Spirit Airlines shareholders rejected selling the airline to Frontier. The offer was too low, made abundantly clear by JetBlue offering 40% more – whether a Spirit-JetBlue deal could be consummated in the face of likely government anti-trust opposition or not.
It was clearly a no-brainer for Spirit shareholders to reject the Frontier deal and sell to JetBlue.
- JetBlue is offering 40% more forSpirit
- If the JetBlue deal doesn’t close for anti-trust reasons they get $400 million and still own their shares (and can still sell the company)
Spirit’s argument has been (1) that the deal won’t close for anti-trust reasons, but JetBlue’s breakup fee makes it worth the hassle and risk, and (2) that the combined Frontier-Spirit would make Spirit’s shares worth $50 (versus the roughly $24 price Frontier offered, and $34 JetBlue would pay).
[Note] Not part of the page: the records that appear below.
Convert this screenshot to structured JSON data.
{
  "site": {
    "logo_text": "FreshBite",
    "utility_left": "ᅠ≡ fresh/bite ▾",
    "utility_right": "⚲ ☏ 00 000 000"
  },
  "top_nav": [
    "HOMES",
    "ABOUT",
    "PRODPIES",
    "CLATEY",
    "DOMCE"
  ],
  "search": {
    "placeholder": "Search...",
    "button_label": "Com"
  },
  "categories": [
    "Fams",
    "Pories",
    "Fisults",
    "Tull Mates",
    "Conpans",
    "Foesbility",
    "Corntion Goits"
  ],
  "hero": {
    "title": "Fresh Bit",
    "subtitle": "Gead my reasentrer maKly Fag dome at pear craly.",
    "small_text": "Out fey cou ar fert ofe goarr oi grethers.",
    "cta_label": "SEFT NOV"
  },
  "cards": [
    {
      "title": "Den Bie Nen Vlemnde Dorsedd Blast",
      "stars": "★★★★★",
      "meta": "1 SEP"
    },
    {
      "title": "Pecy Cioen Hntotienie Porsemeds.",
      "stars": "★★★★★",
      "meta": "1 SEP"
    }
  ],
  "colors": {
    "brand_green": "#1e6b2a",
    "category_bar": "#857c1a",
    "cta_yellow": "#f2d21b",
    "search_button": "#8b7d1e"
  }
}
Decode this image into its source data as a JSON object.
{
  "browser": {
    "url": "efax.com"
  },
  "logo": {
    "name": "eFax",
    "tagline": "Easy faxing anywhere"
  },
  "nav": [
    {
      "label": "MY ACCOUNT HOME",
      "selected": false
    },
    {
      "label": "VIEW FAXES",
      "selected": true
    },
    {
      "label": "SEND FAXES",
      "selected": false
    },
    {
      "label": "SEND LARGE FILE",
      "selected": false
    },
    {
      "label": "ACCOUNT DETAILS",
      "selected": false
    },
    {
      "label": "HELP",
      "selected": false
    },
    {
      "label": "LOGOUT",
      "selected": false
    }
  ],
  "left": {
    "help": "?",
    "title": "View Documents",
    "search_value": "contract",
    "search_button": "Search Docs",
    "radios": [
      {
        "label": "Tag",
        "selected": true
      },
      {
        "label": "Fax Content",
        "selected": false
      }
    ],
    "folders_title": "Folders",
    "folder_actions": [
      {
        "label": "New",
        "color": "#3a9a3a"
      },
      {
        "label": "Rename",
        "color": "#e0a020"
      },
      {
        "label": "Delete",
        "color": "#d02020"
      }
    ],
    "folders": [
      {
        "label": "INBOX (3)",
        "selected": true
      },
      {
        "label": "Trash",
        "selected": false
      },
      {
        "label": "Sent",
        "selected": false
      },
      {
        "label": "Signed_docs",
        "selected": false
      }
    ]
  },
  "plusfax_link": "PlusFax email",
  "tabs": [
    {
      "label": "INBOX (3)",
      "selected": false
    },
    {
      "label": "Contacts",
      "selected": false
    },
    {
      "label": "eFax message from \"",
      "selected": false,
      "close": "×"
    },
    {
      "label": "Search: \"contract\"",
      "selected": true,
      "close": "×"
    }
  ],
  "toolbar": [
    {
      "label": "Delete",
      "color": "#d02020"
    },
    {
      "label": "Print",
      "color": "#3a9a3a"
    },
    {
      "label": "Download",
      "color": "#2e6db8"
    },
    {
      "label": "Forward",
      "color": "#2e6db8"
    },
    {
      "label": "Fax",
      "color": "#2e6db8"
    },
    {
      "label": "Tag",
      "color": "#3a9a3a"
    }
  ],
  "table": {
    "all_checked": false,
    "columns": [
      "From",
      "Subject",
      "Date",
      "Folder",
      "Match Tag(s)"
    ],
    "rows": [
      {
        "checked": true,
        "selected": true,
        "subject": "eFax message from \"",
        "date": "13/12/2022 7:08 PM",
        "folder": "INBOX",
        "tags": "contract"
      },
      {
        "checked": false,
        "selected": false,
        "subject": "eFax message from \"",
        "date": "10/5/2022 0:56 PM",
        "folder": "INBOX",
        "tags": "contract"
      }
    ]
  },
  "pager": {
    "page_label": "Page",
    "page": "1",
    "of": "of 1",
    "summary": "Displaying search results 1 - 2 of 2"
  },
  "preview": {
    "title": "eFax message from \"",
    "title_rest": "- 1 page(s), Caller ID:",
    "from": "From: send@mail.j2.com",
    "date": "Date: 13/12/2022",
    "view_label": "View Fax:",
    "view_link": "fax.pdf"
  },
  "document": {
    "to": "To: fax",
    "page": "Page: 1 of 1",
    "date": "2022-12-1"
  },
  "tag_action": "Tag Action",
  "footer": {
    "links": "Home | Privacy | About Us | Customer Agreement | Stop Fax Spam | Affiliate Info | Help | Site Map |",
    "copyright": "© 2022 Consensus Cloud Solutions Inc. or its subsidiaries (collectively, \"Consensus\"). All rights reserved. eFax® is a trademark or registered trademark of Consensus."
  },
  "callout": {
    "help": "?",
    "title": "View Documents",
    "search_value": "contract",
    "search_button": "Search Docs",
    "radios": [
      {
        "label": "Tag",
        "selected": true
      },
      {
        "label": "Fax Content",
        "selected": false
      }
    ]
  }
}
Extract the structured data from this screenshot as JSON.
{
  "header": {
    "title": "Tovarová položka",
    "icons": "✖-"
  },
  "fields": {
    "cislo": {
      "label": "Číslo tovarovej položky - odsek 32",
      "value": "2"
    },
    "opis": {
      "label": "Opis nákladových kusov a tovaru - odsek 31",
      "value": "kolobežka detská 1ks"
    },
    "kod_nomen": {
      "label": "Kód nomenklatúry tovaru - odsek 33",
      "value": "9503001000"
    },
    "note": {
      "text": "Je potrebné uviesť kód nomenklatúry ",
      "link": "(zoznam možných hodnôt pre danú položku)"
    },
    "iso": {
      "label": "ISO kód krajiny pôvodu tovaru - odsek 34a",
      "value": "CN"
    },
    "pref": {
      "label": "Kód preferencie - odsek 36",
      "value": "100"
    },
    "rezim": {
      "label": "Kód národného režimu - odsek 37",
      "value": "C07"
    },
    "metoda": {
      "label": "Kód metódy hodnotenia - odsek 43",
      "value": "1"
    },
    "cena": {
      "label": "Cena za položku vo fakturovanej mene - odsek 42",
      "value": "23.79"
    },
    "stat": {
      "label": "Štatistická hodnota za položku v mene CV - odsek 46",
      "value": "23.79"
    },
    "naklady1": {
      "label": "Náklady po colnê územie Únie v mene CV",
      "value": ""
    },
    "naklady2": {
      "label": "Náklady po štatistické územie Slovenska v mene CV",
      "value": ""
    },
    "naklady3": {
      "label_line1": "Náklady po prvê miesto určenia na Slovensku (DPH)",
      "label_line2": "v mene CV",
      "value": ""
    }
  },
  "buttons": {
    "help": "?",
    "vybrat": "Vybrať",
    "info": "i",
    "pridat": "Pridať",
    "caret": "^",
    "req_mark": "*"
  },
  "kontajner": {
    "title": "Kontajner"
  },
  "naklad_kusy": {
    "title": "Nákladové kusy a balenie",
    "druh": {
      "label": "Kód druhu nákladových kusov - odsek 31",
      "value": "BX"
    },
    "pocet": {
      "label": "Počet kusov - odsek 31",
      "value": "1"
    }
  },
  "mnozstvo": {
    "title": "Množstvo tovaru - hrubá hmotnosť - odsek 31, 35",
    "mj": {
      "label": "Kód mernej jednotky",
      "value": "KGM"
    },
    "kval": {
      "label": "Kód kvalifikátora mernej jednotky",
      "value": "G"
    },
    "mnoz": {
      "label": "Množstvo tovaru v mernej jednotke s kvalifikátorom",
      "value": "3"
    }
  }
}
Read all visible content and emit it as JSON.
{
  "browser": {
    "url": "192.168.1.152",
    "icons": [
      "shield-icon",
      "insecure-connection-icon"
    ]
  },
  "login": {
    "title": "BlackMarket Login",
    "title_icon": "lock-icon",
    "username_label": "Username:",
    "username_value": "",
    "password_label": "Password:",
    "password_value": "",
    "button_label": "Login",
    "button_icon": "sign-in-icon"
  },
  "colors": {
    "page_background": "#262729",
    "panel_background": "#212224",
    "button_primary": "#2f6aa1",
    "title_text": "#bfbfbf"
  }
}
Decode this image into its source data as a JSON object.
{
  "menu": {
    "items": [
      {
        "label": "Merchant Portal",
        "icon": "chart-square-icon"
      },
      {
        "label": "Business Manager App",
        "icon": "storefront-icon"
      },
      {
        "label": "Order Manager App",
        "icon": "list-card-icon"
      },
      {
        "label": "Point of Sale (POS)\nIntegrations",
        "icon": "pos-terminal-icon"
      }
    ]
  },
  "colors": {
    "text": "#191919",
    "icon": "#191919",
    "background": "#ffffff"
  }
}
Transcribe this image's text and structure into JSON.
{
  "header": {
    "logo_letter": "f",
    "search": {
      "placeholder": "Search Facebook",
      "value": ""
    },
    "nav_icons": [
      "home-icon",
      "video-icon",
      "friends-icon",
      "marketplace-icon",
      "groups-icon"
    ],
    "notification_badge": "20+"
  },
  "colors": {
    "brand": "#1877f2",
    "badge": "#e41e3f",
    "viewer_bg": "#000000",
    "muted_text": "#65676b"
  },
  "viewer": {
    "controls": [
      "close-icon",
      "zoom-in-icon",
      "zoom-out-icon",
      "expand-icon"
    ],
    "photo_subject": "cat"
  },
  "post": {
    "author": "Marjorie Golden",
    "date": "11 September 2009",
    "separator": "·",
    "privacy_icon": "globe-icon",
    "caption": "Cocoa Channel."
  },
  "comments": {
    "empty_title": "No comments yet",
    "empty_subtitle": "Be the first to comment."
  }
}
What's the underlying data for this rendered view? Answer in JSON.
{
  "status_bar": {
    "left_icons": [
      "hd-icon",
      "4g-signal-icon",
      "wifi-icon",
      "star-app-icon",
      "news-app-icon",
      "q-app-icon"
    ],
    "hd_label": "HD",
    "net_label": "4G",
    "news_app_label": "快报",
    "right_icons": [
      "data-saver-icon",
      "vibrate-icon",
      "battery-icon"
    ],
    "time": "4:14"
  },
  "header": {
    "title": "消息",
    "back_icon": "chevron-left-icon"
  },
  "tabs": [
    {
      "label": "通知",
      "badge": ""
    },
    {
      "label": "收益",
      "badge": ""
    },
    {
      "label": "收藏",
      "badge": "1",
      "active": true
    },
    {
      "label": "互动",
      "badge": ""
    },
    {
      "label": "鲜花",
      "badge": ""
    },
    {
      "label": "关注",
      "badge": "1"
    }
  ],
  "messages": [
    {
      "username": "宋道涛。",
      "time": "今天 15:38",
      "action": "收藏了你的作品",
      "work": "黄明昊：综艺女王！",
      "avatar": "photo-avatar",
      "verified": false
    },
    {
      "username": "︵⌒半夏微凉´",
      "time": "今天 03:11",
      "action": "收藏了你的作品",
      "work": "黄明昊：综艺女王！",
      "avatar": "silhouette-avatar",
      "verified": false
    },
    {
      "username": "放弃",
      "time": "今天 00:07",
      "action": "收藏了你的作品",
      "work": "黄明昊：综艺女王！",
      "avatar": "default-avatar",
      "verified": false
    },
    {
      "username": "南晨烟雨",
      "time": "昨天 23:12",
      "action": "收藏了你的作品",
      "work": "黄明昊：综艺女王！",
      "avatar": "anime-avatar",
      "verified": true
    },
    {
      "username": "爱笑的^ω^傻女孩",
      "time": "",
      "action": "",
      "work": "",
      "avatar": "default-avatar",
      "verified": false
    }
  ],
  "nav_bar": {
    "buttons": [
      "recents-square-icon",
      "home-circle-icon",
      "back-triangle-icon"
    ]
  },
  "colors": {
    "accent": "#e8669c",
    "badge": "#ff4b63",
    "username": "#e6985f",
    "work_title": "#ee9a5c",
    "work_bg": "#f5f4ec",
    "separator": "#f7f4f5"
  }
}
The notion of Frontier adding so much value to Spirit shareholders is only possible through inflation. But if the claim were true then Spirit’s board should have been demanding more than $25 per share to sell in the first place.
Spirit delayed and delayed the vote because it lacked shareholder support. Now shareholders have declined to sell and that merger deal has been terminated.
That leaves the JetBlue deal on the table. Spirit says they will pursue those discussions. Ironically Soirit is worth less to JetBlue than it is to Frontier‘
- It moves Spirit’s resources from a higher margin low cost carrier model to business model that’s proven lower margin
- And it does this while raising costs – giving many Spirit employees raises to match salaries of new peers, and retrofitting all of Spirit’s planes to a JetBlue standard as the carrier has said they would do.
JetBlue wants to buy Spirit for parts – gates, slots (though they’d divest many of those), pilots and planes. And they’re willing to pay $400 million for the chance to get the deal to close in the face of government opposition.
Meanwhile the most likely way to get regulatory approval is to trade the American Airlines joint venture, which the federal government is also opposing. If they can make that deal quickly, they can presumably have Spirit.
But that hurts consumers.
Of course late night comedians may miss the Spirit brand most.